Religion is a human institution with a human basis and a human purpose. The purpose of religious laws, as with any laws, is to try to resolve or prevent conflict in society. It doesn’t begin with something abstract, but contemplation of the abstract may give the lawmaker some of the required distance to make laws for the common good rather than his own. What we find in the early parts of the Bible are flawed attempts which we may look on critically from our own position, but we would probably find similar flaws in most indigenous systems of law - a mix of wisdom, superstition, intolerance and brutality.
My own definition of “God” is the creative principle of the universe which we see in operation in the increasing complexity of life’s development and which operates in human affairs as love. Something holds energy in the meaningful pattern that we call “matter”. And some principle allows some of that matter to organise itself in what we call “life”. The comparable meaningful arrangements of humans are what we call “families” and “tribes” and “corporations” and “societies”. What holds these together is love, i.e. open, honest, spontaneous and generous communication. Sure tribal selfishness may be a motivating force, and all groups are diluted by intra-group selfishness, but if there were no love the group would fall apart.
We put a human face on impersonal forces with which we are in a relationship. We think of nature as a “she” for example. This can be helpful, but also misleading. We may be Mother Nature’s children, but she won’t necessarily protect us the way our real mother would, in fact she may slaughter us without hesitation.
If “God” is the creative principle of the universe, then we have everything to be grateful to “him” for, but a principle doesn’t need us as individuals. This is not a “Father” who cares one way or the other what happens to us. It is we who care what happens to ourselves and, hopefully others, and only we who need to care.
One thing we see in the Bible is that God is used as a conceptual tool for widening one’s concept of self-interest. God is presented as a personification of what Hindus and Buddhists call Karma. If you behave selfishly, recklessly, dishonestly or against the legitimate interests of others, God will bring you down, but if you act generously, honestly and practice frugality, he will protect your long term interests even if you may be persecuted by others in the short term.
Of course, in reality, there are no guarantees. You could live a spotless life and get some terrible disease.
But the principle of enlightened self-interest is still the best basis for guiding one’s life. Don’t trade current pleasure for future pain, and recognise that, as long as we are social beings, our wellbeing is nested in the wellbeing of those around us. If we sow enmity in those around us, then we will also reap it. And those who profit by an unjust society will have to live within walls which prevent them from enjoying the warmth of its community. We don’t need to believe in a personal God to come to these conclusions, but historically many have found it useful.
They say that we are made in God’s image. Clearly we are not omnipresent, omniscient or invisible. So in what way might this be true? We are not just products of the creative principle of the universe, we are expressions of it. It operates through us as surely as it does through anything else which exists. Our capacity for reason gives it a whole new level on which it can operate, through culture and technology.
Our sense of alienation from God, that God is to be feared and that we are to be ashamed of ourselves, comes from our awareness that our creative potential - our expression of love - is held in check by our selfishness. But our shame is not appropriate.
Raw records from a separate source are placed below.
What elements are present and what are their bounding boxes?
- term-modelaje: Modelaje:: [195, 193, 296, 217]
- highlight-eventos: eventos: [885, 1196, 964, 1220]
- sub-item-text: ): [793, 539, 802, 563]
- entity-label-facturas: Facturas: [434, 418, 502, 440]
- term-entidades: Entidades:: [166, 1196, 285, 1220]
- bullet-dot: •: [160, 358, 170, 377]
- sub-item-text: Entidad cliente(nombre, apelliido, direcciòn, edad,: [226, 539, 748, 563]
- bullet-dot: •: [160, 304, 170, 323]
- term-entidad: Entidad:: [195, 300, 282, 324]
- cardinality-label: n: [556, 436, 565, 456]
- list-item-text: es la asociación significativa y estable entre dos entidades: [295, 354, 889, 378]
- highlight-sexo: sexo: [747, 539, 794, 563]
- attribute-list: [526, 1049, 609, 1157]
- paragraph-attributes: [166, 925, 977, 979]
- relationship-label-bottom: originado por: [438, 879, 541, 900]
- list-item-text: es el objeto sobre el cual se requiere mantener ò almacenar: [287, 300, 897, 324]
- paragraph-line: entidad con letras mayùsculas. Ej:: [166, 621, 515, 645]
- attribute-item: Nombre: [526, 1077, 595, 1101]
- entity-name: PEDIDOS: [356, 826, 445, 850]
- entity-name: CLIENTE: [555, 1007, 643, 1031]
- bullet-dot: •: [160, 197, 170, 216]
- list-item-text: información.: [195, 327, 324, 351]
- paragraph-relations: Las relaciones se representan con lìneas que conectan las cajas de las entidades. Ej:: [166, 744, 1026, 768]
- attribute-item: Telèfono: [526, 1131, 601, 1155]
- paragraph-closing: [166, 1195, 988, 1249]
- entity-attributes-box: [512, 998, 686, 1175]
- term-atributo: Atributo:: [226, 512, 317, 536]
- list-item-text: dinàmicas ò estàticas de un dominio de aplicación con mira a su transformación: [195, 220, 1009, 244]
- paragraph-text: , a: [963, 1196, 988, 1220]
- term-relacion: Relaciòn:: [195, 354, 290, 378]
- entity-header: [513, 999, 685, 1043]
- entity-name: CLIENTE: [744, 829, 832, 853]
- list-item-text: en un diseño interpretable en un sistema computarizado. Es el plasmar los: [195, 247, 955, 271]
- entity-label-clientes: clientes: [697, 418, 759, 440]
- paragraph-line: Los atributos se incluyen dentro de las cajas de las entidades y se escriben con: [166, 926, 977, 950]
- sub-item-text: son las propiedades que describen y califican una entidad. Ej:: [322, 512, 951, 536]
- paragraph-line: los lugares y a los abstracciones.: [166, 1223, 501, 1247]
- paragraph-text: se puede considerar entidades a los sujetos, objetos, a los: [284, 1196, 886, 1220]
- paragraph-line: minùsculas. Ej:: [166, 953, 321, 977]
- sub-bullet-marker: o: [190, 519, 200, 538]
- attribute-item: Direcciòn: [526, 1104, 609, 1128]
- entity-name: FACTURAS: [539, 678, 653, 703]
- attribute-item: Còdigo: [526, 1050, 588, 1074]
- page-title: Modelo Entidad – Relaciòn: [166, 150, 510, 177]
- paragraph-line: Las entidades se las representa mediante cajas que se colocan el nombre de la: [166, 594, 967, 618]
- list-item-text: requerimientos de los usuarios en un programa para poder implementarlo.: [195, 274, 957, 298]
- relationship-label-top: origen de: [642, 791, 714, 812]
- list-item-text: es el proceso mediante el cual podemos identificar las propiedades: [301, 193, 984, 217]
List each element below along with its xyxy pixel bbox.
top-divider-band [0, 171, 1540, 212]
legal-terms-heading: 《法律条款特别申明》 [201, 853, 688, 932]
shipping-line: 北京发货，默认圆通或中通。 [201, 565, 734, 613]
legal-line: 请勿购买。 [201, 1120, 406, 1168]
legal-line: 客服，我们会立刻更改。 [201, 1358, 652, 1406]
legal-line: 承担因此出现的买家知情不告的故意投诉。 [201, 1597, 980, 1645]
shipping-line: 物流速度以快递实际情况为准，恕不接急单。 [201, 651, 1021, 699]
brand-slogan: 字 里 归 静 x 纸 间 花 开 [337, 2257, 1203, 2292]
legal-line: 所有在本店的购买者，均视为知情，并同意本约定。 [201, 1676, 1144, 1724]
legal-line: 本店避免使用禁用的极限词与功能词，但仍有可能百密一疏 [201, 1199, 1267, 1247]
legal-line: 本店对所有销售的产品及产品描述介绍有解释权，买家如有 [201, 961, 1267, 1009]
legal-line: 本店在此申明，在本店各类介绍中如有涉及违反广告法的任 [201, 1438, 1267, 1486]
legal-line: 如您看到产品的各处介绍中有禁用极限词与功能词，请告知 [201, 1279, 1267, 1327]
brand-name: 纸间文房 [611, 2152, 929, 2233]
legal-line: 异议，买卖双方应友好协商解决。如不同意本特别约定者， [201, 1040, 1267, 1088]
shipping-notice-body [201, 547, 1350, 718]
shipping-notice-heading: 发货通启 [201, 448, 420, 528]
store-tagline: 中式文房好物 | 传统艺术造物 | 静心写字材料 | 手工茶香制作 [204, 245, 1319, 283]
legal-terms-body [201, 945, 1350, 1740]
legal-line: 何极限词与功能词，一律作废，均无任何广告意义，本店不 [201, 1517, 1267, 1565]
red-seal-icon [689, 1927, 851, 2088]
The creative principle doesn’t operate by forcing chaos into a preconceived orderly mould. The natural intrinsic potential unfolds through spontaneously occurring connections based on the mutuality of self-interest. (We can see this most clearly in ecosystems which are balanced, orderly networks built from the individual self-interest of the constituent organisms.)
To decide what is good and try to force it into being is the root of evil. The ends don’t justify the means. It is by embracing healthy means and not thinking too much about what the ends will be that we become faithful expressions of the creative principle.
And this applies also to our relationship to ourselves. If we fight with ourselves because we don’t conform to an ideal we will only make ourselves more self-obsessed. But look for ways in which our own longterm self-interest aligns with that of others and we see the seeds of a more creative way of living. If we concentrate on fostering what works, we may find that what wasn’t working has disappeared while our attention was elsewhere.